I’m about to jump down the man’s throat for being a self-absorbed dick when Maris moans. Forgetting I’m not on mute, I race over to her side. “Sunshine, are you okay?”
“Hurts.” Her words are understandable but still slurry from the combination of anesthesia and pain meds.
“Do you want more meds?”
Her head bobs up. I breathe a sigh of relief mixed with fury over the asshat who landed my sister in this condition. “Okay. Here goes.”
Pressing the button, I could tell you almost the exact moment the medication sweeps through her system. All the tense muscles in her body relax. That’s when Maris spies the phone I’m holding and mimics my ringtone by singing the “Lumberjack Song” off-key. Despite the circumstances, I can’t help the bark of laughter at her drug induced antics. Maybe, just maybe, despite everything, she’ll be fine. “No, it’s not the guys.” I refer to my four best friends who worked with me until the end of last summer at the Great Alaskan Lumberjack Show.

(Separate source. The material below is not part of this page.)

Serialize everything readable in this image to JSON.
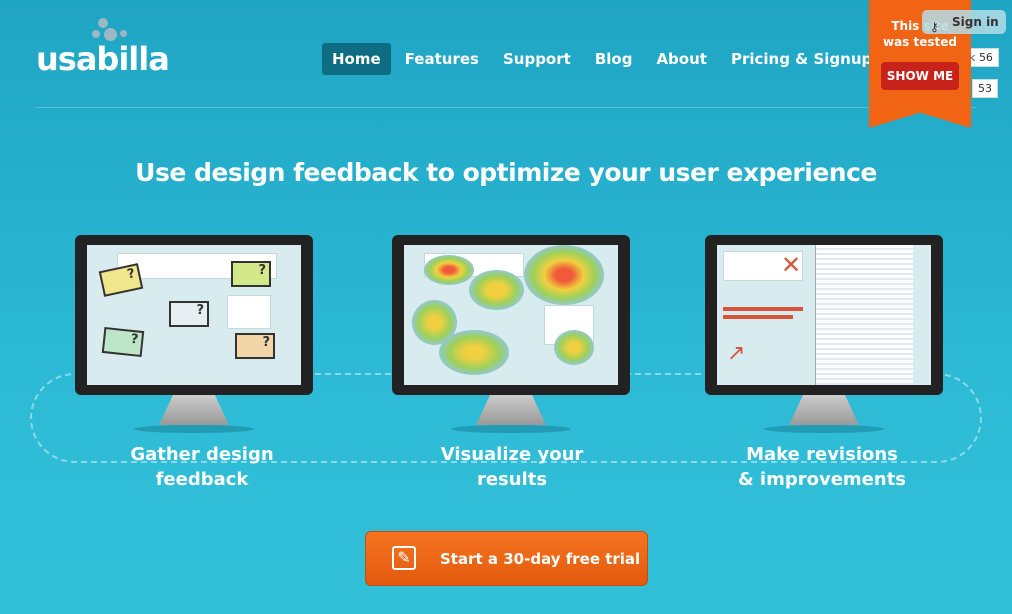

“Kara?” She struggles through the haze her pain medication wants to pull her under to name her best friend.
“No. Some jack wad named Dean, He—”
I barely get his name out when she struggles to sit up straight in bed. An agonizing groan leaves her. Her eyes, relaxed a few moments ago, are wild, frantic. “Give!” She reaches for the phone with a hand that has four wires attached to it.
“Are you crazy? I was about to hang up.” I lift the phone to do just that when I feel my nuts being grabbed.
Then twisted.
In the most lucid voice I’ve heard since the life-threatening car wreck that almost took her from us two days ago, she threatens, “I will rip off your balls.”
“Maris,” I cajole even as her shaking hand threatens all my future hard-ons. “Be reasonable. Let me tell the guy to call you back.”
“Give. Me.”
I’m afraid if I don’t, she’ll never rest, which she so desperately needs to do. Her eyes droop with fatigue and pain, so I gander she won’t be on the phone long. “How about I put it on speaker? Just for a minute?”
The drugs must have really kicked in because she mumbled, “Mmm, ’kay.”
I flip over the phone and put it on speaker just in time to hear a woman’s scream. At the same time the hair raises on my arms, Maris’s eyes pop back open. Her voice is exuberant when she exclaims, “Kara!”
Kara? Maris’s best friend just made a sound that would wake the dead. That’s when I hear Kara snap through the phone, “I don’t know if I can do it, Dean.”
“Shh. You can do anything. I’m right here. So is Maris. Right?”
My head is spinning with possibilities as Maris slaps the bed, reaching for the phone blindly.
I place it by her head so maybe she, herself, will relax.
It seems to work when Maris settles and whispers. “I’m here. Not going anywhere.”
Kara lets out an enormous sigh that makes this Dean guy chuckle, and Maris’s lips curve in the tiniest way. Kara moans, “Why did no one warn me it would be this painful?”
Maris mumbles, “You’re stronger than a lion.”